After her mother’s death, Diane Keaton ran across dozens and dozens of journals her mother had kept. They’re all packed full of anecdotes, pictures, clippings, collages and tons of other really fascinating stuff. Then Again is the story of both Diane’s life and that of her mother’s. In some parts it’s about just one of them, in others it investigates the sometimes bizarre ways that their lives overlapped.
This is an extremely raw and brave book. Diane holds nothing back, and while I’ve seen other reviewers mention that she comes off as whiny or a name-dropper, I couldn’t disagree more.

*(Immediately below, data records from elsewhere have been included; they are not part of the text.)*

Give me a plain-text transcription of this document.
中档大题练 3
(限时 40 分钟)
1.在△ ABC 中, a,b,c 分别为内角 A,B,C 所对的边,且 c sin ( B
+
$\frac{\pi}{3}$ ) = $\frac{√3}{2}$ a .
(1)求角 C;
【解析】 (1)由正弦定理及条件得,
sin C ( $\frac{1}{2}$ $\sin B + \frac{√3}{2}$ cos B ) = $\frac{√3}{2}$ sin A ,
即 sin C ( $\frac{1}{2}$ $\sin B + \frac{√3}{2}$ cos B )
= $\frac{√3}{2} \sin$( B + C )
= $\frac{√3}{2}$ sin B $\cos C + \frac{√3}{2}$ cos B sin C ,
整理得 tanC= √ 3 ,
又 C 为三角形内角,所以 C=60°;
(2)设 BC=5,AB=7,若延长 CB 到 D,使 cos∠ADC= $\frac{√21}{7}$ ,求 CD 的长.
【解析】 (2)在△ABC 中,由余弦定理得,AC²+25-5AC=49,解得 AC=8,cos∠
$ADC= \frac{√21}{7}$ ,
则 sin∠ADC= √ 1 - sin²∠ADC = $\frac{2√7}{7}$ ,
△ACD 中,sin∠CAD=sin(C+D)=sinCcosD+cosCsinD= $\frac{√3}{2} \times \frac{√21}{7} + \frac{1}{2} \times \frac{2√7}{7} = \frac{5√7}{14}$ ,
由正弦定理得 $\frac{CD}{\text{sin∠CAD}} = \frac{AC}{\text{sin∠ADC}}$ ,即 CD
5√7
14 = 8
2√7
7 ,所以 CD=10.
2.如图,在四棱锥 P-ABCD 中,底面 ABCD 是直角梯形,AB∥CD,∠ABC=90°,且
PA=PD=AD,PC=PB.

There are parts of this story told through Diane’s letters and own journals, and yes sometimes her mid-20s self whined about things. So goes it when you’re in your 20s. She could have sugarcoated that, she certainly could have painted herself in a better light, but it wouldn’t have the honest feel it does.
While I’m sure this book only covers 1% of who Diane Keaton really is as a person, I was struck with the intimacy in this book and felt when it was all over that I’d been invited to witness a truly tremendous journey. Highly recommended to fans of Diane Keaton and to fans of memoirs / autobiographies.